John told me that once a month his grandfather would go to the Elephant and Castle to buy and sell horses. That trade lasted until the Second World War, and never picked up again. The car had taken over. Cribb gave up the old ways and converted to four wheels for almost three decades until an old lady gave firm instructions before she departed: ‘When I go I want a horse and cart.’ In order to oblige, the company hunted around for a pair of horses and got the carriage from a prop supplier to the Hammer Horror film studio. John now admits that this was not a particularly authentic solution, but it gave the old girl the send-off she had desired.
Funnily enough, our friend Mr Shillibeer, who brought London the horse-drawn omnibus, couldn’t make a go of his business, so he turned to a more reliable trade where the business is steady. He designed a form of horse-drawn hearse that became the thing to die for. The Hammer Horror carriage was probably a rip-off of one of his designs.
The firm thought the request was a one-off, but demand just grew and, as John said, ‘Very quickly we thought, well, we’ve got to get this sorted out properly.’ They tracked down an original hearse carriage and restored it. So having disappeared for a while, horse-drawn funerals were rediscovered and are now, to coin a phrase, back from the dead.

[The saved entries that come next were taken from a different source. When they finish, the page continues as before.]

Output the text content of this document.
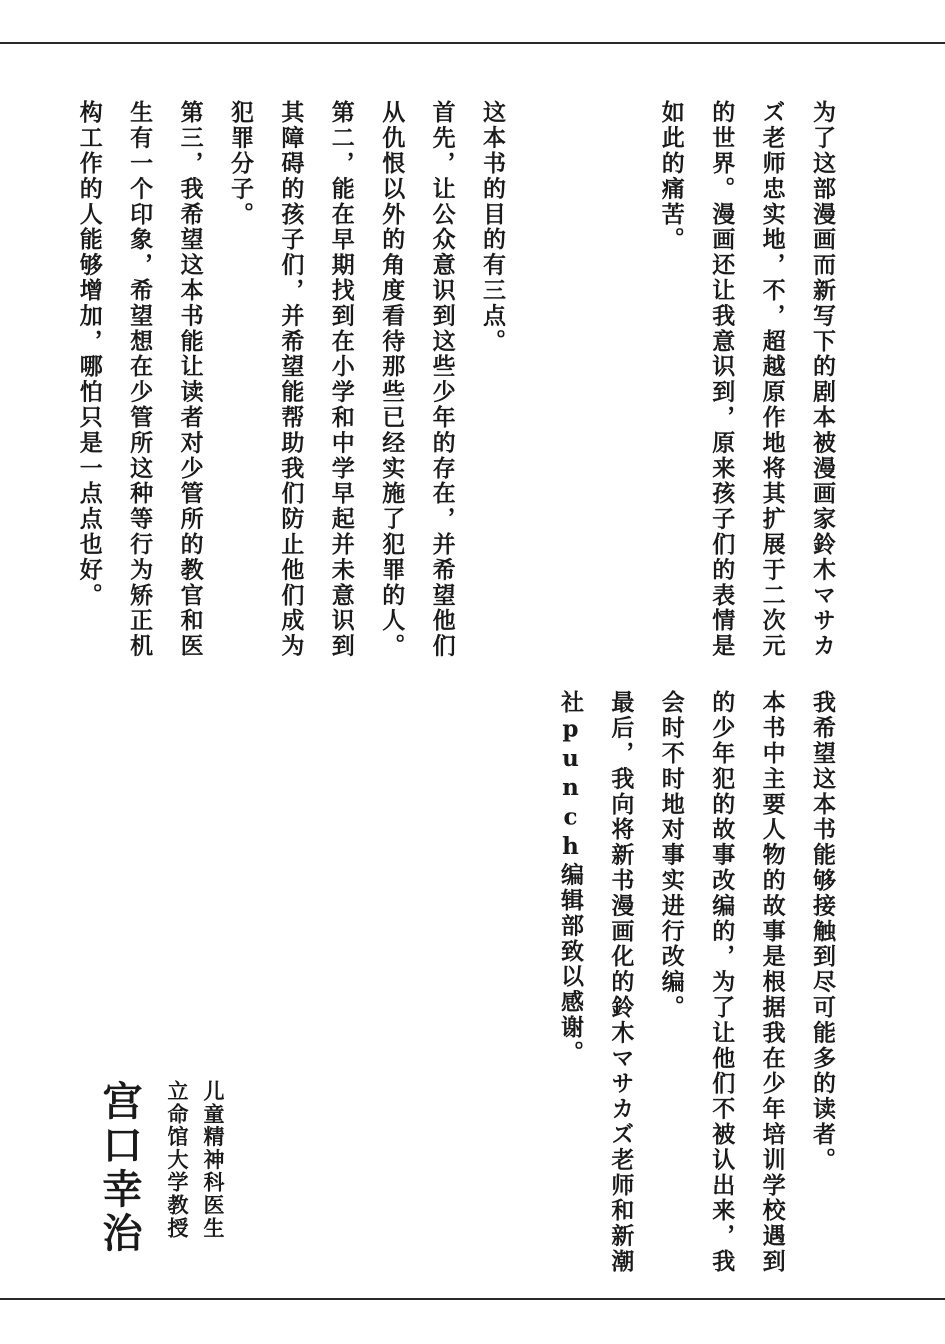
为了这部漫画而新写下的剧本被漫画家鈴木マサカズ老师忠实地，不，超越原作地将其扩展于二次元的世界。漫画还让我意识到，原来孩子们的表情是如此的痛苦。

这本书的目的有三点。

首先，让公众意识到这些少年的存在，并希望他们从仇恨以外的角度看待那些已经实施了犯罪的人。

第二，能在早期找到在小学和中学早起并未意识到其障碍的孩子们，并希望能帮助我们防止他们成为犯罪分子。

第三，我希望这本书能让读者对少管所的教官和医生有一个印象，希望想在少管所这种等行为矫正机构工作的人能够增加，哪怕只是一点点也好。

我希望这本书能够接触到尽可能多的读者。

本书中主要人物的故事是根据我在少年培训学校遇到的少年犯的故事改编的，为了让他们不被认出来，我会时不时地对事实进行改编。

最后，我向将新书漫画化的鈴木マサカズ老师和新潮社punch编辑部致以感谢。

儿童精神科医生
立命馆大学教授
宫口幸治
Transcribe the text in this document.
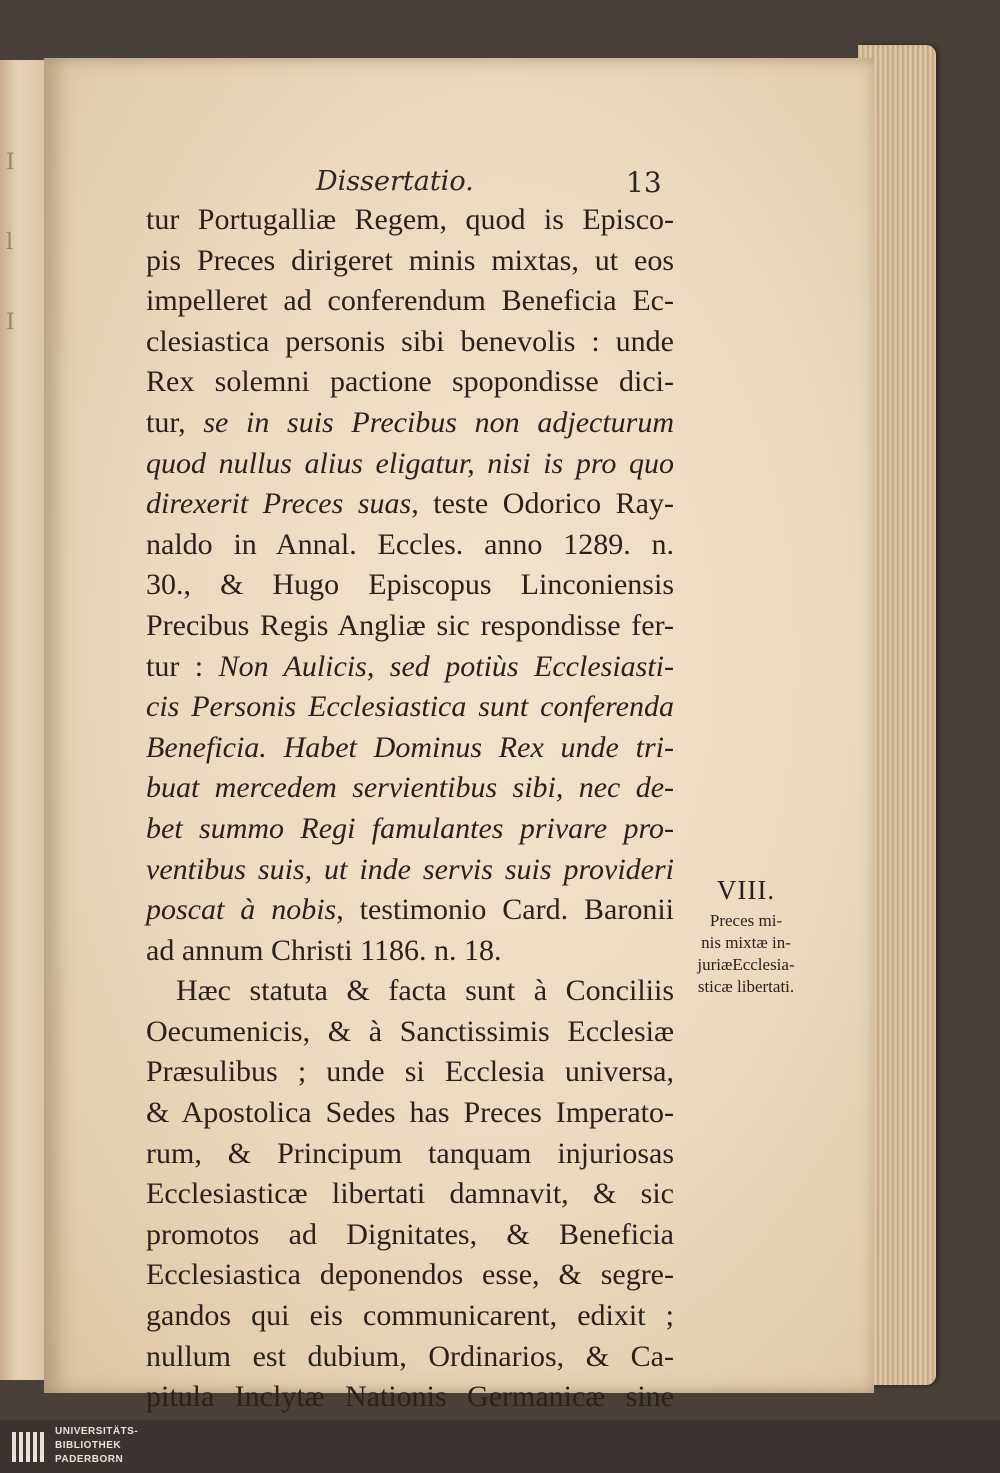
I
l
I
Dissertatio.	13
tur Portugalliæ Regem, quod is Episco-
pis Preces dirigeret minis mixtas, ut eos
impelleret ad conferendum Beneficia Ec-
clesiastica personis sibi benevolis : unde
Rex solemni pactione spopondisse dici-
tur, se in suis Precibus non adjecturum
quod nullus alius eligatur, nisi is pro quo
direxerit Preces suas, teste Odorico Ray-
naldo in Annal. Eccles. anno 1289. n.
30., & Hugo Episcopus Linconiensis
Precibus Regis Angliæ sic respondisse fer-
tur : Non Aulicis, sed potiùs Ecclesiasti-
cis Personis Ecclesiastica sunt conferenda
Beneficia. Habet Dominus Rex unde tri-
buat mercedem servientibus sibi, nec de-
bet summo Regi famulantes privare pro-
ventibus suis, ut inde servis suis provideri
poscat à nobis, testimonio Card. Baronii
ad annum Christi 1186. n. 18.
Hæc statuta & facta sunt à Conciliis
Oecumenicis, & à Sanctissimis Ecclesiæ
Præsulibus ; unde si Ecclesia universa,
& Apostolica Sedes has Preces Imperato-
rum, & Principum tanquam injuriosas
Ecclesiasticæ libertati damnavit, & sic
promotos ad Dignitates, & Beneficia
Ecclesiastica deponendos esse, & segre-
gandos qui eis communicarent, edixit ;
nullum est dubium, Ordinarios, & Ca-
pitula Inclytæ Nationis Germanicæ sine
VIII.
Preces mi-
nis mixtæ in-
juriæEcclesia-
sticæ libertati.
UNIVERSITÄTS-
BIBLIOTHEK
PADERBORN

It is slightly odd that of all the journeys made by Londoners 120 years ago - by tram, omnibus or simple horse and cart - it’s only the journey to the grave which can still be made much as it once was. The tradition of the funeral procession is to travel slowly and with formality, and perhaps these requirements - satisfied by the sedate pace of the horse - explain why this tradition has survived. And not only survived but, as I discovered, reinvented itself too.
John Harris’s family business now represents the archetypal London mix of old traditions adapting to change. Cribb’s now caters for Hindi and Sikh funerals and has a Buddhist prayer room as well as a chapel of rest. Sometimes the firm uses white horses and white hearses because not all cultural traditions they serve in London have black as the colour of mourning. So for that last journey to the cemetery horses still have a place in modern multicultural London, even though they’ll never reclaim the streets they once ruled like kings.